Note : Rapport provenant d'une seule source ; en attente de corroboration.

Le Haut-Commissariat des Nations Unies aux droits de l'homme (HCDH) indique que les fonctionnaires de Gaza, et notamment les forces de police, sont systématiquement pris pour cible par des drones et des frappes aériennes israéliennes depuis janvier 2026. Ces attaques ont tué plus de 53 civils, dont 35 policiers, cinq garçons et une femme, selon la porte-parole du HCDH, Mayy El Sheikh. Les frappes ont visé les forces de l'ordre dans l'exercice de leurs fonctions, comme la régulation de la circulation et le patrouillage des zones peuplées, ce qui fait craindre un effondrement de l'ordre public à Gaza depuis l'escalade du conflit le 7 octobre 2023.

Le HCDH a souligné qu'Israël, en tant que puissance occupante, est tenu par le droit international de maintenir l'ordre civil et public pour les Palestiniens sur le territoire. Cibler des policiers non engagés dans les hostilités pourrait constituer une violation de ces obligations et potentiellement un crime de guerre. Le Haut-Commissariat a noté que les forces israéliennes ne semblent pas faire de distinction entre les policiers réguliers et les membres de groupes armés à Gaza.
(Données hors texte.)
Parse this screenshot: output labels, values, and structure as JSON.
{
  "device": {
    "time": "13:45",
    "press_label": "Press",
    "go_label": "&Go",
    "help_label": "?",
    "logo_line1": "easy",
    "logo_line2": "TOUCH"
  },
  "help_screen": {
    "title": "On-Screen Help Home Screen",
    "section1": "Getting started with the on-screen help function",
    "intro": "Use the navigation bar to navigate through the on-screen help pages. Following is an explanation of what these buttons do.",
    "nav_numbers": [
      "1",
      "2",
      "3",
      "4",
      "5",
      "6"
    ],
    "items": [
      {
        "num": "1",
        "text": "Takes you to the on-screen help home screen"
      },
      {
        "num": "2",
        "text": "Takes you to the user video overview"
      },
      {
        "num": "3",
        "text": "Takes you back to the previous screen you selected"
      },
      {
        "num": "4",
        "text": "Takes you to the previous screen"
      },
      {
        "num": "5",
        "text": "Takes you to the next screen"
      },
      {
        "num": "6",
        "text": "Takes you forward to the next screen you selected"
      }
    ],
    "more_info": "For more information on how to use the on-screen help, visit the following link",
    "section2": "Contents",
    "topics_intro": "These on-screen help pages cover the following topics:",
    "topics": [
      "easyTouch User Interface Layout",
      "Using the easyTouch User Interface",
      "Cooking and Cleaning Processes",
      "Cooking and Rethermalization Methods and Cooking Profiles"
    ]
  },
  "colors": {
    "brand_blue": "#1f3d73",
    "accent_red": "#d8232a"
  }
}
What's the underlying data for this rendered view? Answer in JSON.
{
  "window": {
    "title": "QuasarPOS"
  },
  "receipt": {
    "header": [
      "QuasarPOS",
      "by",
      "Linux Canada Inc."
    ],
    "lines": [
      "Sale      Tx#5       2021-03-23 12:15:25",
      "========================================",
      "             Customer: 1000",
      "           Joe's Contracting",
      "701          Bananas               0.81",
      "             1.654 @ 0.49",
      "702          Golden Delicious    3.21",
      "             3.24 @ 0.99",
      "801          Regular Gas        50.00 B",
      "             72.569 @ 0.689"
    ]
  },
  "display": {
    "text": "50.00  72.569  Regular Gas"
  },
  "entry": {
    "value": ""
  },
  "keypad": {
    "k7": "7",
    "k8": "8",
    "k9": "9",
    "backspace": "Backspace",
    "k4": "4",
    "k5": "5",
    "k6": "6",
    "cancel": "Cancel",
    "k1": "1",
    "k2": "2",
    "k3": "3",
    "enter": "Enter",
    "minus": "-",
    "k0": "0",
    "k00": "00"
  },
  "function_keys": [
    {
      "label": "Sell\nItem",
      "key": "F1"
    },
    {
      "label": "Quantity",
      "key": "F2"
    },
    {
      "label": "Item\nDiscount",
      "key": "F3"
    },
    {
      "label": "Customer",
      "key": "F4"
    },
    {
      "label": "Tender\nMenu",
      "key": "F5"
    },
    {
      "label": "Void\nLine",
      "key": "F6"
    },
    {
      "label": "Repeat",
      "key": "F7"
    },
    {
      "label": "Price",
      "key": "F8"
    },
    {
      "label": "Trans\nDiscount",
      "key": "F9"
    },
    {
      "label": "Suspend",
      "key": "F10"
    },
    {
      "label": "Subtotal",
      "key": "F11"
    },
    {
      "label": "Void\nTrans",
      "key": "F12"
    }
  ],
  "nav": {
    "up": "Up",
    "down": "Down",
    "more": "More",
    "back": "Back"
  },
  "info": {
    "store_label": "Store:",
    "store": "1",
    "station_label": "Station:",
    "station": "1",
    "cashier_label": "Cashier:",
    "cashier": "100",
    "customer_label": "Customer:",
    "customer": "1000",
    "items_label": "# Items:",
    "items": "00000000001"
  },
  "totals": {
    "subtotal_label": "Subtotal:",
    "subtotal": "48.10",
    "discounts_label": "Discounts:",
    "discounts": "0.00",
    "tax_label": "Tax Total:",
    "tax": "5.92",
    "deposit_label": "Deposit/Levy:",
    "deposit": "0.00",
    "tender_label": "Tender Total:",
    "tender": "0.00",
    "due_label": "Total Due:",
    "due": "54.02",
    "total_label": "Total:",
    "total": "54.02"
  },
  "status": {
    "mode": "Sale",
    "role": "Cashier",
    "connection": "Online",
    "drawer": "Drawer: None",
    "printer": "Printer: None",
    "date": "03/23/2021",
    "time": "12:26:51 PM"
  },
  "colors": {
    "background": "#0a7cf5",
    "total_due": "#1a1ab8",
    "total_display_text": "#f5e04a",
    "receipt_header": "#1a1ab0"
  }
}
Parmi les incidents notables, citons une frappe menée le 23 mai contre un poste de contrôle de police à Gaza, qui a tué au moins cinq policiers et deux autres personnes, dont un enfant ; une frappe de drone le 24 avril contre un véhicule de police à Khan Younis, qui a tué quatre policiers et quatre civils, dont un garçon de neuf ans ; et une frappe aérienne le 31 janvier contre le commissariat de police d’Ash Sheikh Radwan à Gaza, qui a tué 11 personnes, dont cinq policiers et un garçon. Rien qu’en mai, quatre attaques de ce type ont entraîné la mort de 12 policiers.

Le conflit en cours a engendré une grave crise humanitaire. Le Bureau de la coordination des affaires humanitaires des Nations Unies (OCHA) indique que plus de 1,9 million de Palestiniens – sur les 2,4 millions vivant à Gaza – ont été déplacés, et que plus de 1,2 million ont perdu leur logement. Malgré un cessez-le-feu de façade, les violences et les déplacements de population persistent, et les ordres de déplacement et les destructions perpétrés par Israël se poursuivent.